Дети быстро определяют, у кого на уроке можно шалить, а у кого нельзя. Невзлюбили они почему-то вольняшку Веру из Таштагола. Кто-то из учителей рассказывал, что, заглянув по какой-то надобности в класс во время урока, не сразу обнаружил её. Оказалось, что Вера сидит под учительским столом (она была довольно длинной дылдой) и затравленно выглядывает оттуда.


Чего она туда залезла? Может, её загнали под стол шрапнелью из жёваной бумаги? Может, искала что-нибудь на полу?


Но возможно и другое: наши мастера сплетен, обосновавшиеся на Горке, умели отливать такие пули, которые разили наповал. Все понимали, что в учительской общаге Вера явно пришлась не ко двору. Так или иначе, но бедняжке пришлось уволиться и уехать, не дождавшись конца учебного года…
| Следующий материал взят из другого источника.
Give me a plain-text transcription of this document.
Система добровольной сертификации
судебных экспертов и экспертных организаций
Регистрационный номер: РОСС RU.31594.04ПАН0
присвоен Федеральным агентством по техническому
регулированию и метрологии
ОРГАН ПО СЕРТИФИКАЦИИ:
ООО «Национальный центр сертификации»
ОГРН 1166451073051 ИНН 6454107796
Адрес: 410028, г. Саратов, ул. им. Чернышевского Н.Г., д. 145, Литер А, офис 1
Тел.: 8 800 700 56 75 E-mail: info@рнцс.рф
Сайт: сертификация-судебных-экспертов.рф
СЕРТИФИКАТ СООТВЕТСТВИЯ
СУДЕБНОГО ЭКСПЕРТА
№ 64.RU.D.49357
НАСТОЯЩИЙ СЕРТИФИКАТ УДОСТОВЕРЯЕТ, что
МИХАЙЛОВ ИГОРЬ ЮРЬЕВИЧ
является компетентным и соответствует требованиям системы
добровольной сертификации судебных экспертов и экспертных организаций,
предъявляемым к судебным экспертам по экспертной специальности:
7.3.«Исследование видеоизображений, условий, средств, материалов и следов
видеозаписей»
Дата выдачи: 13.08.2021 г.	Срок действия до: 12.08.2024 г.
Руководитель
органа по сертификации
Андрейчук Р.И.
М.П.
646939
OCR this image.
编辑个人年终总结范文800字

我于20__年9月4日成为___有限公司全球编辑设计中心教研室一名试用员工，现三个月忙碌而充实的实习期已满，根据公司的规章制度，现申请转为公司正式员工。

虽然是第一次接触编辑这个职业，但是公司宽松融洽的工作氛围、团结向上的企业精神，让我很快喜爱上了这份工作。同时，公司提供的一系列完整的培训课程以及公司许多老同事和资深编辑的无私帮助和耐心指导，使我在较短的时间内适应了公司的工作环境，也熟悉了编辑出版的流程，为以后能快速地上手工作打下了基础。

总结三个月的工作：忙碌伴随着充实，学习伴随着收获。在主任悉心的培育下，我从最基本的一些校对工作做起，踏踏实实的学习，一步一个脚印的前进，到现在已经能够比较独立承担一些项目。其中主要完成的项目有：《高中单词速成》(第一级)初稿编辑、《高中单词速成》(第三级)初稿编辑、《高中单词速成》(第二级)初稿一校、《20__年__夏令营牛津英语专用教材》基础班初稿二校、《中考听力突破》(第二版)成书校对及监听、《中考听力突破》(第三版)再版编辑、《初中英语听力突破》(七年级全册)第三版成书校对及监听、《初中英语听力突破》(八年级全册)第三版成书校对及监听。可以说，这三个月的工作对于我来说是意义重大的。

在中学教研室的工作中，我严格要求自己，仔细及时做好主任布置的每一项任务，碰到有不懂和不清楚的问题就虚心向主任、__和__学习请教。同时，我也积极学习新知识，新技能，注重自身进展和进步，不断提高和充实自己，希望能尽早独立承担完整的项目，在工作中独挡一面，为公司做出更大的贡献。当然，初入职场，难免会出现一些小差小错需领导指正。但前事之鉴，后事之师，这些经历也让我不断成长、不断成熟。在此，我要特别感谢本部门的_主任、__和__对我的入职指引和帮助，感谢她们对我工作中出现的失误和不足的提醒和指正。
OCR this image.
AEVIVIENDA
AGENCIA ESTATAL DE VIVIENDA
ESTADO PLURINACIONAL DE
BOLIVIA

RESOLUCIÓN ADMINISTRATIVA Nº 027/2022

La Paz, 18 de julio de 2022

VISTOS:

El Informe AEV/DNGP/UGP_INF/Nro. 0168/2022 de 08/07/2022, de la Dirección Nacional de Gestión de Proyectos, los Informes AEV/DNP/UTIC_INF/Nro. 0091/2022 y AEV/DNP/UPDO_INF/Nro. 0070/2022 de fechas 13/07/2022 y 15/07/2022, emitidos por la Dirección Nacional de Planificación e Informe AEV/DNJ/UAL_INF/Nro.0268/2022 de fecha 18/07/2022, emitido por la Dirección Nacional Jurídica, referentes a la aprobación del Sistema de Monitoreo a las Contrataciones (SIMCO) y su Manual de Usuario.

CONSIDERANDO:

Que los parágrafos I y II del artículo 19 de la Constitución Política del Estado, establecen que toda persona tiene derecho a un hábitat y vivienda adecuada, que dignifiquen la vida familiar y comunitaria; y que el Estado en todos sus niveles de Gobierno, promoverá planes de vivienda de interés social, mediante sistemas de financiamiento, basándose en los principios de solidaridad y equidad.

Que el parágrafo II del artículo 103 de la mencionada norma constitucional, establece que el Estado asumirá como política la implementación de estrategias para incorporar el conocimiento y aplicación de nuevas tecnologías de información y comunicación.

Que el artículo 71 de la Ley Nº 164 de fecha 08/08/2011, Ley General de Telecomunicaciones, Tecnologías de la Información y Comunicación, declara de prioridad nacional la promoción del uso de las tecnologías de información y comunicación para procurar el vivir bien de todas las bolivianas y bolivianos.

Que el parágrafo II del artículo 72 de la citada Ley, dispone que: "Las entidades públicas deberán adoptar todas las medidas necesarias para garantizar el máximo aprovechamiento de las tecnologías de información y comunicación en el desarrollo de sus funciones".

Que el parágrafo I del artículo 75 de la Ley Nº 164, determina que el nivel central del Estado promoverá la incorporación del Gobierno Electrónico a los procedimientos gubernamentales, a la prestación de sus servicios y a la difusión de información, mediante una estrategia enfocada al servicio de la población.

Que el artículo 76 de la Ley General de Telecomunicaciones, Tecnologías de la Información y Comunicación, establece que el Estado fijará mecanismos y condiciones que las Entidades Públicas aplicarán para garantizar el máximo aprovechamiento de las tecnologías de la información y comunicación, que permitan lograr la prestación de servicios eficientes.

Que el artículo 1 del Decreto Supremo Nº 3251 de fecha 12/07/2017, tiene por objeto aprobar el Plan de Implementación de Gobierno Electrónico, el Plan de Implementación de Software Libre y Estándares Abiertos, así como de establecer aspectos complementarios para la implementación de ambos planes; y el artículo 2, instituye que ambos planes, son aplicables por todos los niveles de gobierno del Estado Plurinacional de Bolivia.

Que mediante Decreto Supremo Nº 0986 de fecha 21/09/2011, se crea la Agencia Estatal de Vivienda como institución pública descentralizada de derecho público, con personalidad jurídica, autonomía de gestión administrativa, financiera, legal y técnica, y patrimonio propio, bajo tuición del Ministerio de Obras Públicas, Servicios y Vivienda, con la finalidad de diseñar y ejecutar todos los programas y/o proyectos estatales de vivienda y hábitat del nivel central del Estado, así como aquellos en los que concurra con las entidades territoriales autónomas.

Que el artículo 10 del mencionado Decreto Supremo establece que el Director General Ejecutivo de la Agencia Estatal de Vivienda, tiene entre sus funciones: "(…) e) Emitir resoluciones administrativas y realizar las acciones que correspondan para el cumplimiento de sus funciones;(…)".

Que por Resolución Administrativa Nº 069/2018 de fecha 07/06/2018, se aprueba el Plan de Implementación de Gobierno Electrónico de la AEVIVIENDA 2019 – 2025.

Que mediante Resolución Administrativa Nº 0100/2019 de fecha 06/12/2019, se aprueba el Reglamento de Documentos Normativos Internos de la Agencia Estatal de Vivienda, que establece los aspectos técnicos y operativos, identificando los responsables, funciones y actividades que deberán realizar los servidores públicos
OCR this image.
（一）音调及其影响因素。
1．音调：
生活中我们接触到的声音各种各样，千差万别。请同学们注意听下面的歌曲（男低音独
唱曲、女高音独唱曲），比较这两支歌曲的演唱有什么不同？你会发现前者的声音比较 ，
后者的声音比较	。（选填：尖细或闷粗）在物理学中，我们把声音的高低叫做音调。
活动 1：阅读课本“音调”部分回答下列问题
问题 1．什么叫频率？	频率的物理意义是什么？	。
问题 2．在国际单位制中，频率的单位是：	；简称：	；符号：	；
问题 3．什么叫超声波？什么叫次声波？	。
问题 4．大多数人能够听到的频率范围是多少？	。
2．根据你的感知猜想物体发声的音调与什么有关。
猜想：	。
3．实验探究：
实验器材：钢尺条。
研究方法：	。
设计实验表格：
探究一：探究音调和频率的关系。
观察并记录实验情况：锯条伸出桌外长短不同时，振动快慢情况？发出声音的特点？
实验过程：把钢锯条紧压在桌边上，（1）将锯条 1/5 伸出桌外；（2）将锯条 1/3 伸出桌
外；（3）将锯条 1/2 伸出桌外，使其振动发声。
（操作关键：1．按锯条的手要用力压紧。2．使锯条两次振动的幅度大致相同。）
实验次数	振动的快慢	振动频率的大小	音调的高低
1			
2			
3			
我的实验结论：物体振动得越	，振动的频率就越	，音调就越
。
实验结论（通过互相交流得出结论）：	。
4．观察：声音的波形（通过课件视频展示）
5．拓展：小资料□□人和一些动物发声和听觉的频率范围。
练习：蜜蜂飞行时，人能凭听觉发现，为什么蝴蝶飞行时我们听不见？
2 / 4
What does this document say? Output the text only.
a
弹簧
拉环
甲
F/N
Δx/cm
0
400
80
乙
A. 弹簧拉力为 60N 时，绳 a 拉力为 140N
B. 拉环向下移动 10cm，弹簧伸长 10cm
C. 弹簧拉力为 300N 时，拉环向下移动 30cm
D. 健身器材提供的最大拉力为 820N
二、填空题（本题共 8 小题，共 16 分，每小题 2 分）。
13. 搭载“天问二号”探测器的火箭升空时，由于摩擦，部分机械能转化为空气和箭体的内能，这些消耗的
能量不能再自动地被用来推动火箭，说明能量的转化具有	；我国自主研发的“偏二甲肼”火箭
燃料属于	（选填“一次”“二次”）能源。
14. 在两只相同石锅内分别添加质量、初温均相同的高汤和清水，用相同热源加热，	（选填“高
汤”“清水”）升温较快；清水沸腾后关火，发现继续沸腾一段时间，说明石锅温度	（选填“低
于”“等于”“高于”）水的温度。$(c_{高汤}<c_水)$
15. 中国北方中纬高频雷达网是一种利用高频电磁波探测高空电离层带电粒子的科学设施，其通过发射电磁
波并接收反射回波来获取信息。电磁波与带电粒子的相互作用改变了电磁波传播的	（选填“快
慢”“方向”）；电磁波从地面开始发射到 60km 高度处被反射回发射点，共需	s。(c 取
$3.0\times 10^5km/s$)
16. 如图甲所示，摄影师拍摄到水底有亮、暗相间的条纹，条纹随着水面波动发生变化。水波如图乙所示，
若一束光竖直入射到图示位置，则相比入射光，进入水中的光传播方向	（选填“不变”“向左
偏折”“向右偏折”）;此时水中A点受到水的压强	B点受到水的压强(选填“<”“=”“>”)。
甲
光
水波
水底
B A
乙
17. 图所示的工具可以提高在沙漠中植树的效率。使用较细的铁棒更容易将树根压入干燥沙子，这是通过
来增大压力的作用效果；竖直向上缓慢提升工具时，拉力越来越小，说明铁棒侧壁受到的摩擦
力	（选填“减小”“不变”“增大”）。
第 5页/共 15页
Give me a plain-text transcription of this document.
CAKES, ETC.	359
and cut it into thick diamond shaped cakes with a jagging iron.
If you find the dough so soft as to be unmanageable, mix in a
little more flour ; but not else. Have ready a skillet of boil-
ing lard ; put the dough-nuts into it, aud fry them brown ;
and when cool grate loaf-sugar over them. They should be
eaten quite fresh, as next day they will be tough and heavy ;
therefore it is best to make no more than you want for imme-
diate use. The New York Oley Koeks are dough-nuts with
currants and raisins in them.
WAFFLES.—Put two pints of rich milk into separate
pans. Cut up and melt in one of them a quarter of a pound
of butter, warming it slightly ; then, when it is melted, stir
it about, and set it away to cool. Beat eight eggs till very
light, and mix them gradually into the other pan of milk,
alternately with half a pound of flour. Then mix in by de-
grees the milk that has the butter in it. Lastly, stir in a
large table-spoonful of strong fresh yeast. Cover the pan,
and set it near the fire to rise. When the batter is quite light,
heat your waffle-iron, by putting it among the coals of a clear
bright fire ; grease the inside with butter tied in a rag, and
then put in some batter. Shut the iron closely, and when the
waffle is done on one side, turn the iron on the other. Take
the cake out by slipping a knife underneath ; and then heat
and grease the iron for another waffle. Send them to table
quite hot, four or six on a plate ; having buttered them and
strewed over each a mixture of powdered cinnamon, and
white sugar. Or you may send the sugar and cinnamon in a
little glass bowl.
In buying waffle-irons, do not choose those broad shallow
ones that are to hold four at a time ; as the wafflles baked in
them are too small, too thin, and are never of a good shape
Юрия Палыча ученики любили, но разве могли они удержаться, чтобы не поиздеваться безнаказанно над беспомощным человеком?


Над гоголевским Акакием Акакиевичем Башмачкиным сослуживцы тоже ведь не со зла глумились…


Узкоглазые детишки и после того, как Юрий Палыч уволился с работы, продолжали поддерживать с ним отношения: ходили к нему в гости играть в шашки. Они играли ровно до тех пор, пока старик не начинал клевать носом, тогда они ему снова расстёгивали и снова запихивали… Руки бы им поотрывать!!!


Я даже выяснила, кто это делал. Был такой в моём классе переросток, длинный детина в видавшем виды пиджаке до колен, однофамилец, а, может, и родственник директора, да и пиджаком этим, как выяснилось позже, осчастливил его сам Судочаков – пожаловал, так сказать, с директорского плеча. В случае очередной провинности шалуна-однофамильца директор начинал чтение морали с одинакового вступления: «Я тебе пиджак подарил, а ты как себя ведёшь?»


Нотации директор читал долго, нудно и беззлобно.


Пакостливое дитя слушало внимательно, без особого страха, с напускным смирением, за которым угадывалось нетерпеливое ожидание конца словесной экзекуции. Это было бедное и уже морально испорченное дитя.



* * *


Вся школа обожала Любу Локтеву за её неистощимую активность в общественной жизни. В голубых Любиных очах неугасимо полыхало пламя энтузиазма, она до самой макушки была заряжена комсомольским задором.


Помню, режиссёр Андрей Смирнов (отец Дуни Смирновой) рассказывал, что, когда в первый раз услышал пионерскую песню «Взвейтесь кострами синие ночи», то упал в обморок от восторга. У Любы была своя песня безумного восторга, её написал Николай Добронравов для черноморского лагеря «Орлёнок»:


Как бесконечные звёздные дали,


Мы бы на яркость людей проверяли.


Прав лишь горящий, презревший покой,


К людям летящий яркой звездой.


Им бы только проверять – на вшивость, на верность, на яркость…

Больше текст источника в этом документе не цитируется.